CAMPAIGNERS are stepping up their efforts to get health chiefs to reopen a vital rehabilitation facility at South-ampton General Hospital.

As previously reported in the Daily Echo, the hydrotherapy pools have been closed for two months because the staff are needed to cover the wards.

The pools are used by thousands of patients and residents recovering from back and joint injuries and operations and for easing the painful symptoms of arthritic or rheumatic conditions.

Their closure has been met with widespread dismay, amid fears that the temporary closure could become permanent.

The head of a national charity has already written to Southampton University Hospitals NHS Trust's chief executive, Mark Hackett, urging him to rethink.

Jane Skerrett, director of the National Ankylosing Spondylitis Society (NASS), says losing the pool will be disastrous for those with the arthritic condition, ultimately costing the NHS money.

"Where hydrotherapy pools are available they make a major contribution to people living with this disease," she said.

"There is nowhere else they can go because it is the most supportive environment for people with bad joints.

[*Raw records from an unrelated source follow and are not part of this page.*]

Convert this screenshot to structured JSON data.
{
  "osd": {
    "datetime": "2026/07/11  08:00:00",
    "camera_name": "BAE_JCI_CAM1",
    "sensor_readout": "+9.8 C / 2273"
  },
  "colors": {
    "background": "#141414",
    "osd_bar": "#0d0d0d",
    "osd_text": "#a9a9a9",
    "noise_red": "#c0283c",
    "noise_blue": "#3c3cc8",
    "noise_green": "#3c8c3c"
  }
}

They can't go to public swimming pools because the temperature is so important. It's not an easy disease to have because it's long term and incurable. It can be like having flu when you can't get your head off the pillow and about a third of patients with it are unable to work.

"Some AS patients end up having to make all sorts of demands on the State, but these people are absolutely committed to helping themselves and avoid placing future demands on the health service. Being in water allows the patients to do safely things they cannot do in a gym. It is penalising patients who really are trying the best for themselves.

"I've expressed my concern that although their stated intention is to close it for two months, there is going to be a problem of reopening.

"Once you take a service away it is difficult to bring it back."

Southampton City Council's older people champion, former mayor Cllr Edwina Cooke, pictured above, told the Daily Echo she too will be writing to Mr Hackett to complain about the closure.

"With all we are trying to do to keep older people active this is so important to them," she said.

"This is something they should have. It keeps them mobile and should not be taken away.

"I feel quite strongly about it. It helps far too many people that even a temporary closure is wrong."

Mr Hackett was not available when contacted by the Daily Echo for comment.

In a previous statement the hospital trust said it was committed to providing appropriate alternative forms of therapy to inpatients and outpatients.

It added the measure is temporary, and necessary to support inpatient services.